All part of a normal work day in an institution that has been collecting objects for 81 years. 81 long years full of many thousands of artifacts that came in and various directors, curators, conservators and collections staff members that have come and gone.

A large number of the early employees and volunteers had no museum experience. There were no professional standards to govern how objects were stored, treated, exhibited or documented like there are today. So they did the best they could with the materials they had and we can only thank them for providing us with some fantastic artifacts and buildings to house them.

But we also have an occasional mystery to solve when dealing with old paperwork, even older objects and the various methods they used to get things done.

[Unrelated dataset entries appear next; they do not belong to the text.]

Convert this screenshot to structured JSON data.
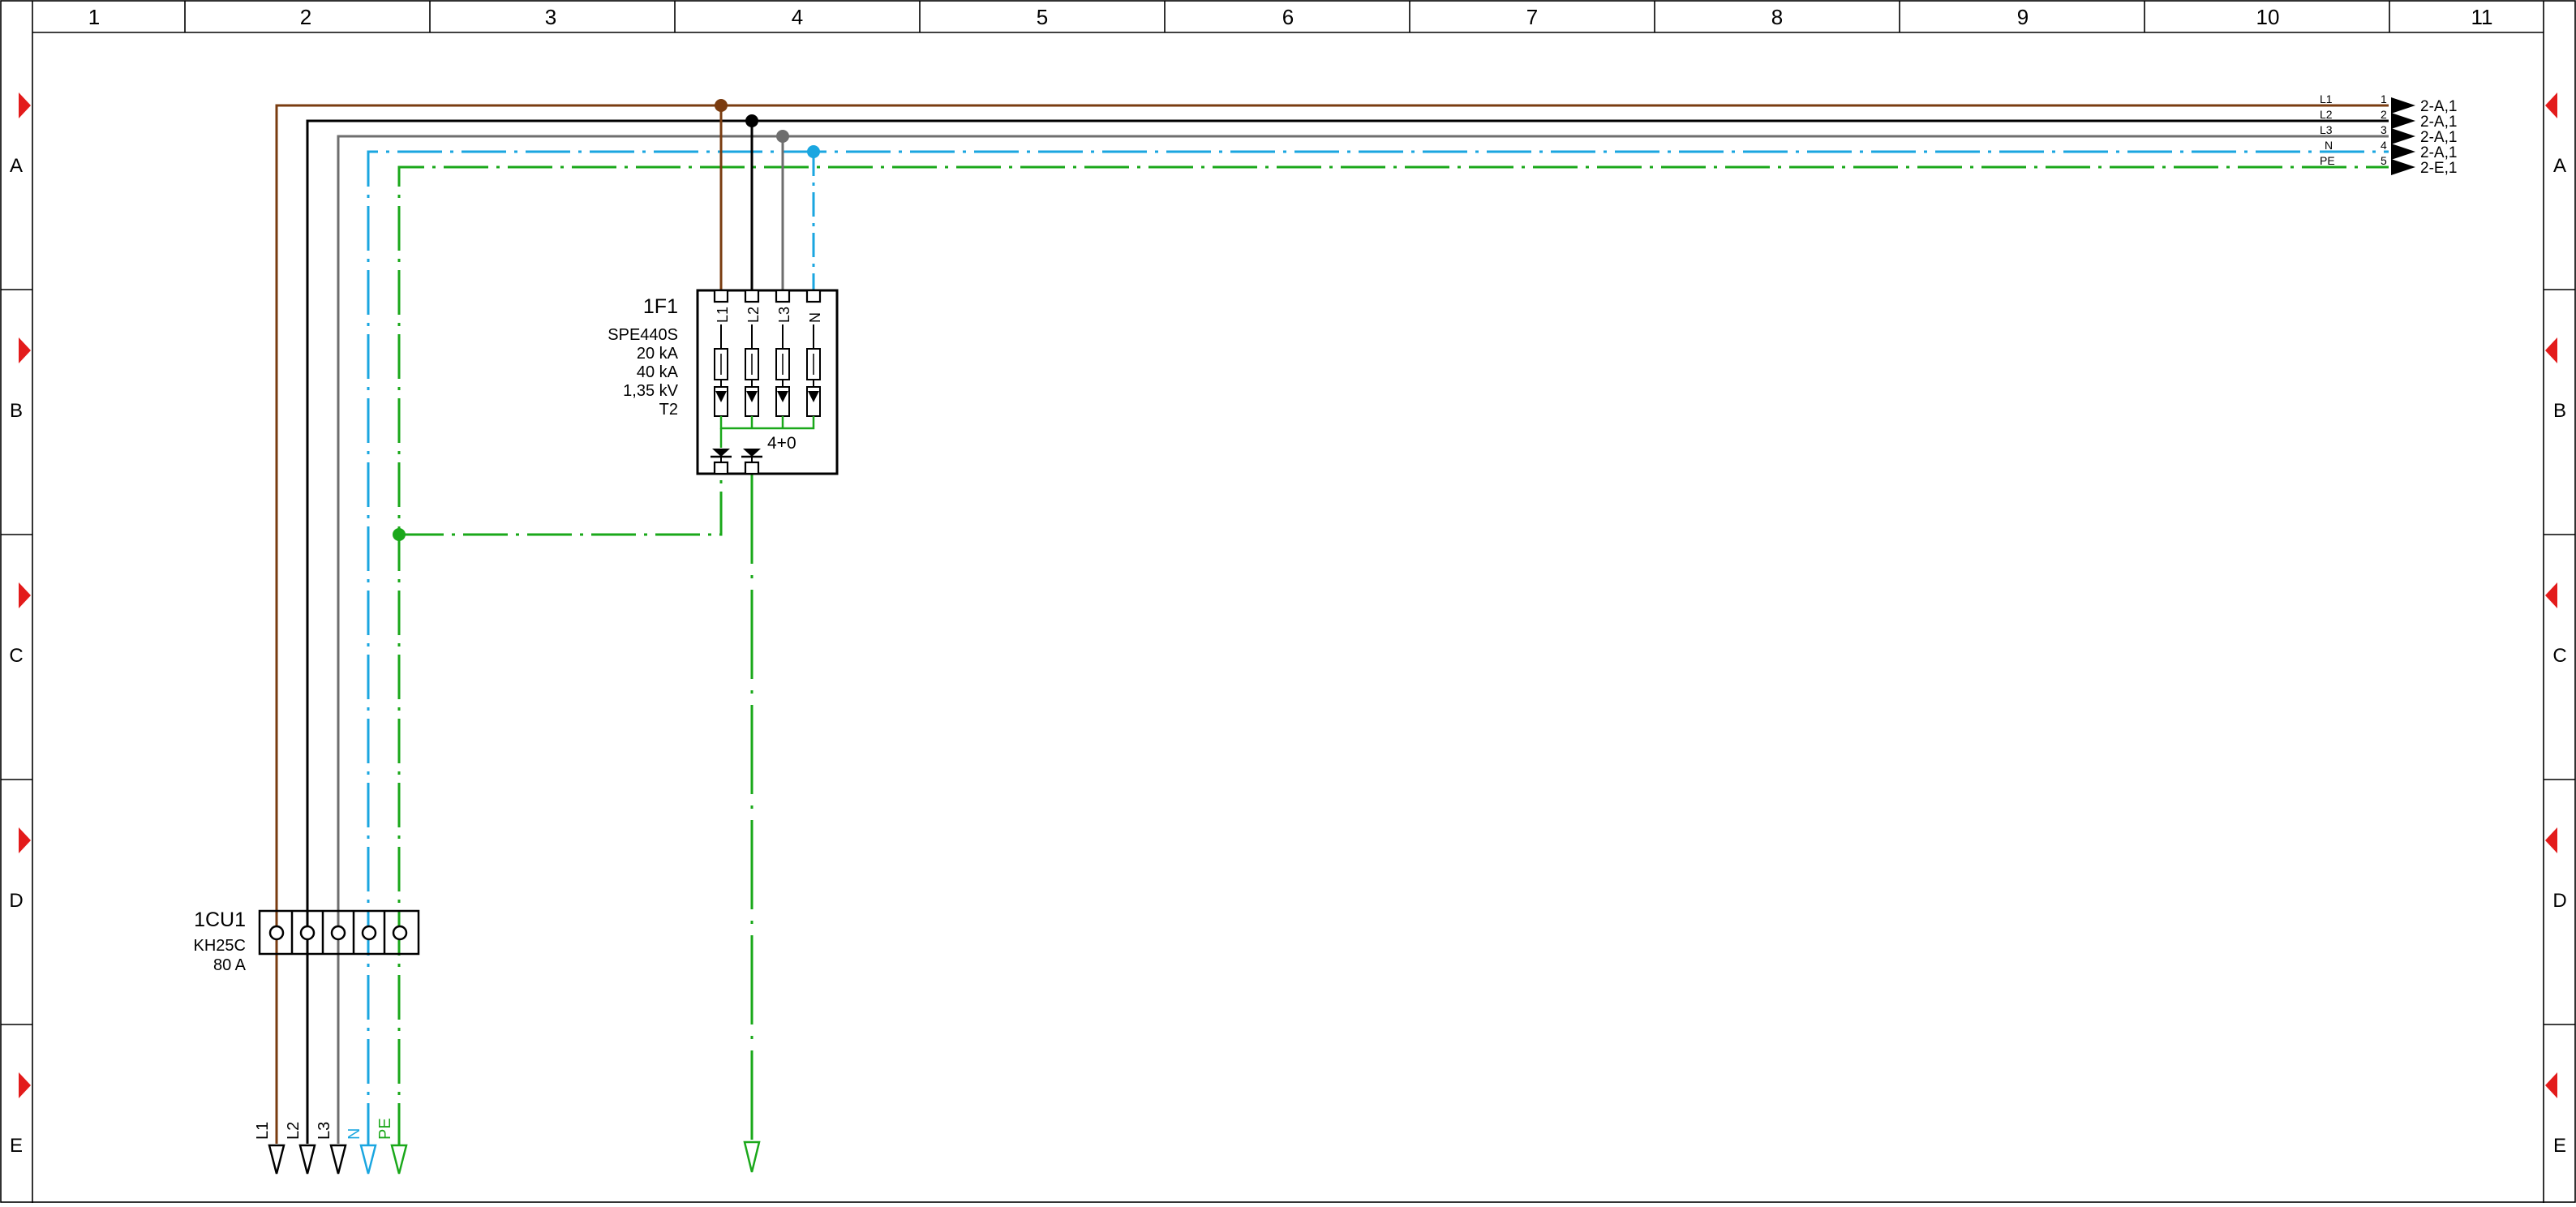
{
  "colors": {
    "L1": "#7a3c10",
    "L2": "#000000",
    "L3": "#6e6e6e",
    "N": "#1aa6e0",
    "PE": "#1aa81a",
    "marker": "#e31b1b"
  },
  "frame": {
    "columns": [
      "1",
      "2",
      "3",
      "4",
      "5",
      "6",
      "7",
      "8",
      "9",
      "10",
      "11"
    ],
    "rows": [
      "A",
      "B",
      "C",
      "D",
      "E"
    ]
  },
  "surge_protector": {
    "tag": "1F1",
    "specs": [
      "SPE440S",
      "20 kA",
      "40 kA",
      "1,35 kV",
      "T2"
    ],
    "terminals": [
      "L1",
      "L2",
      "L3",
      "N"
    ],
    "config": "4+0"
  },
  "terminal_block": {
    "tag": "1CU1",
    "specs": [
      "KH25C",
      "80 A"
    ]
  },
  "bottom_labels": [
    "L1",
    "L2",
    "L3",
    "N",
    "PE"
  ],
  "outgoing": {
    "conductors": [
      "L1",
      "L2",
      "L3",
      "N",
      "PE"
    ],
    "numbers": [
      "1",
      "2",
      "3",
      "4",
      "5"
    ],
    "refs": [
      "2-A,1",
      "2-A,1",
      "2-A,1",
      "2-A,1",
      "2-E,1"
    ]
  }
}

For example: How many cannonballs were shipped to Newport News on banana boats in the 1930s if there were “about 200 pounds” in the first load and “around 100” in the next? If some were used for decoration and some were supposed to be exhibited in the museum, exactly how many were left after a WW II scrap metal drive if they kept a “representative sample”? And if you are trying to find two cannonballs that have been lost for a few decades, how can you be sure that they weren’t stolen, tucked into a corner in some tiny outbuilding or melted down to make a cannon? Sounds like a bad algebra problem, doesn’t it?

Or how about trying to figure out what the accession number on the bottom of the tea cup is supposed to be. Is it an X or a scribbled Y, and is that a 9 or a 4?

And if someone took a black marker and wrote an accession number on a piece of old first aid tape and then stuck it to the bottom of a 100 year old plate, how the heck do we get it off without doing any harm?

(I can’t prove it scientifically, but I can assure you that there is a correlation between how well adhesive sticks to an artifact and the age or value of the piece. I can’t get a piece of first aid tape to stick to my finger, but our first curators could place that same piece of tape on an artifact and nobody would be able to remove it. Ever.)

Modern museum standards ensure that our predecessors won’t have some of the same frustrations we experience. Files contain any and all notes and documents that pertain to an artifact. Things like information on paint composition, requests for publication quality photographs, conservation treatments and materials used. How many times it has been loaned out to other institutions, information on donors and artists, and countless other facts that may help in the future. And we update older files whenever we come across additional information.

Artifacts are numbered using materials that are permanent and will do no harm. First aid tape labels are a thing of the past as we work to remove the remaining pieces still stuck to a few of our objects. We are constantly working to improve our storage conditions and to update packing materials and storage boxes as new and better products become available.

Maybe one day the great cannonball mystery will be solved. But until then, we will continue working to ensure our collection pieces are taken care of properly so they will be around another 81 more years and then far into the future.